About sniffing from John Kemp on 2010-03-22 (www-tag@w3.org from March 2010)

From: John Kemp <john@jkemp.net>
Date: Mon, 22 Mar 2010 11:17:14 -0400
To: "www-tag@w3.org WG" <www-tag@w3.org>
Message-Id: <2E67B11D-CA03-4053-941E-1EB8127A92EA@jkemp.net>

Hello,

Below, I have written some suggested goals for our f2f discussion (I'll update the agenda to list these and a link to this email), and some notes from my recent re-reading of the Authoritative Metadata finding - http://www.w3.org/2001/tag/doc/mime-respect. I realize I can't make this "required reading" at this late stage, but I would suggest that people at least read my notes below, but preferably read the Authoritative Metadata finding itself to get a good background for this issue.

I believe this email to be related to ACTION-399.

Regards,

- johnk

Sniffing discussion goals
-------------------------------

* Discuss what (if anything) can be done by the TAG to improve the situation of content-type mis-labeling errors and reporting.
* Discuss the requirements for a content-sniffing algorithm given the constraints discussed in Authoritative Metadata, and in relation to the content-sniffing draft proposed in http://tools.ietf.org/html/draft-abarth-mime-sniff-04
* Establish any updates to Authoritative Metadata and Self-describing Web findings based on these discussions.
* Discuss other instances of sniffing, as noted by Larry in email to TAG:

"I think this general rule should apply to MIME
types, HTML versions, charset labels and language
tags (four kinds of 'sniffing' currently covered
by the HTML document.)"

Reading Authoritative Metadata (AM)
-----------------------------------------------

Arguments *against* the summary of key points from AM finding:

i) Why should metadata in an "encapsulating container" be authoritative? What happens when the container is separated from the contained entity? What about publishing chains where mis-labelling occurs?
ii) Inconsistency between representation data and metadata is an error which MUST not be silently ignored. To make the situation better, we need to provide guidance that supports such correction - browser plugins that report inconsistencies to the origin server owner? Content-management system plugins that sniff uploaded content and report errors?
iii) Why must an agent not override content-type without user consent? Source view vs content view - when source is plain text and content is an interpretation of plain text it must be possible to display both...

"For Web architecture, a design choice has been made that metadata received in an encapsulating container MUST be considered authoritative" - why!? Section 3 attempts to describe why....

Why (summarized):

i) Make media types descriptive of intended interpretation, not just an indication of format.

This requires that media types are properly descriptive and registered accurately.

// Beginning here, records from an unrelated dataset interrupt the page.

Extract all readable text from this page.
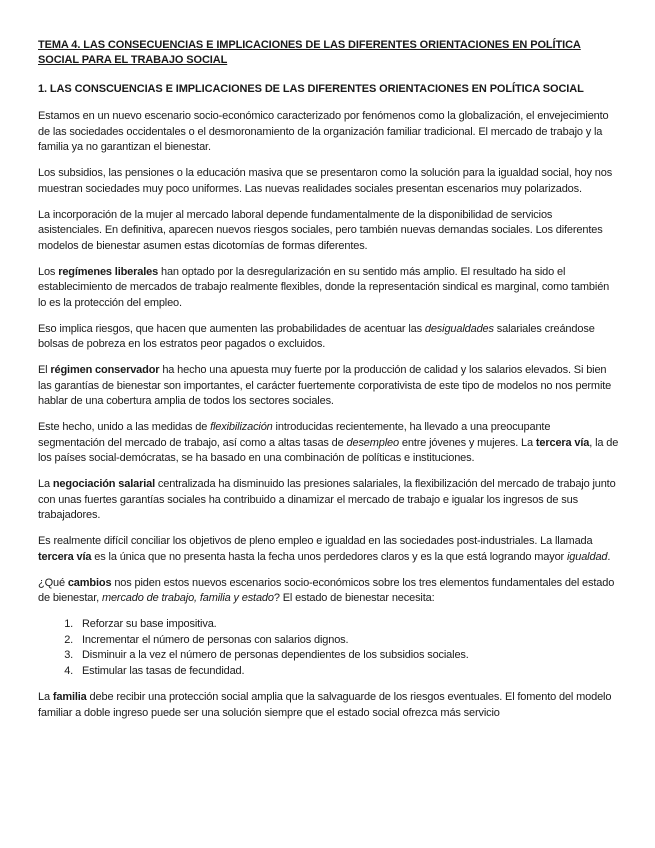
TEMA 4. LAS CONSECUENCIAS E IMPLICACIONES DE LAS DIFERENTES ORIENTACIONES EN POLÍTICA SOCIAL PARA EL TRABAJO SOCIAL
1. LAS CONSCUENCIAS E IMPLICACIONES DE LAS DIFERENTES ORIENTACIONES EN POLÍTICA SOCIAL

Estamos en un nuevo escenario socio-económico caracterizado por fenómenos como la globalización, el envejecimiento de las sociedades occidentales o el desmoronamiento de la organización familiar tradicional. El mercado de trabajo y la familia ya no garantizan el bienestar.

Los subsidios, las pensiones o la educación masiva que se presentaron como la solución para la igualdad social, hoy nos muestran sociedades muy poco uniformes. Las nuevas realidades sociales presentan escenarios muy polarizados.

La incorporación de la mujer al mercado laboral depende fundamentalmente de la disponibilidad de servicios asistenciales. En definitiva, aparecen nuevos riesgos sociales, pero también nuevas demandas sociales. Los diferentes modelos de bienestar asumen estas dicotomías de formas diferentes.

Los regímenes liberales han optado por la desregularización en su sentido más amplio. El resultado ha sido el establecimiento de mercados de trabajo realmente flexibles, donde la representación sindical es marginal, como también lo es la protección del empleo.

Eso implica riesgos, que hacen que aumenten las probabilidades de acentuar las desigualdades salariales creándose bolsas de pobreza en los estratos peor pagados o excluidos.

El régimen conservador ha hecho una apuesta muy fuerte por la producción de calidad y los salarios elevados. Si bien las garantías de bienestar son importantes, el carácter fuertemente corporativista de este tipo de modelos no nos permite hablar de una cobertura amplia de todos los sectores sociales.

Este hecho, unido a las medidas de flexibilización introducidas recientemente, ha llevado a una preocupante segmentación del mercado de trabajo, así como a altas tasas de desempleo entre jóvenes y mujeres. La tercera vía, la de los países social-demócratas, se ha basado en una combinación de políticas e instituciones.

La negociación salarial centralizada ha disminuido las presiones salariales, la flexibilización del mercado de trabajo junto con unas fuertes garantías sociales ha contribuido a dinamizar el mercado de trabajo e igualar los ingresos de sus trabajadores.

Es realmente difícil conciliar los objetivos de pleno empleo e igualdad en las sociedades post-industriales. La llamada tercera vía es la única que no presenta hasta la fecha unos perdedores claros y es la que está logrando mayor igualdad.

¿Qué cambios nos piden estos nuevos escenarios socio-económicos sobre los tres elementos fundamentales del estado de bienestar, mercado de trabajo, familia y estado? El estado de bienestar necesita:

1. Reforzar su base impositiva.
2. Incrementar el número de personas con salarios dignos.
3. Disminuir a la vez el número de personas dependientes de los subsidios sociales.
4. Estimular las tasas de fecundidad.

La familia debe recibir una protección social amplia que la salvaguarde de los riesgos eventuales. El fomento del modelo familiar a doble ingreso puede ser una solución siempre que el estado social ofrezca más servicio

This also doesn't deal with the mis-labeling problem (ie media type is there but doesn't accurately describe the proper interpretation.

In order to make this true, servers should sniff and detect mislabeled content received from clients too.

ii) If container metadata is not used, and sniffing is required, only one representation of the content is possible - thus container metadata MUST be possible.

Agree with this

iii) Using the container metadata model allows easier dispatch to "handlers/plugins" without recourse to inspecting the message body

Agree with this

What to do when no metadata is supplied:

* If Content-type is EMPTY, UA MAY sniff

* If Content-type is application/octet-stream, UA should ask the user (this is not said in AM, but appears common convention - AM says: "Server managers (webmasters) SHOULD NOT specify an arbitrary Internet media type (e.g., "text/plain" or "application/octet-stream") when the media type is unknown.")

Servers and clients should be more circumspect about labeling content - and say "I don't know" (empty Content-type) more often.

From AM: "Instead of specifying a default for metadata, it is better for representations to be sent without that metadata. That allows the recipient to guess the metadata instead of being forced to either accept incorrect metadata or be tempted to violate Web architecture by ignoring it."

and...

"It is better to send no media type if the resource owner has failed to define one for a given representation."

Conclusion: Authoritative Metadata finding accurately describes the issues and does its best to give good guidance.

Received on Monday, 22 March 2010 15:17:44 UTC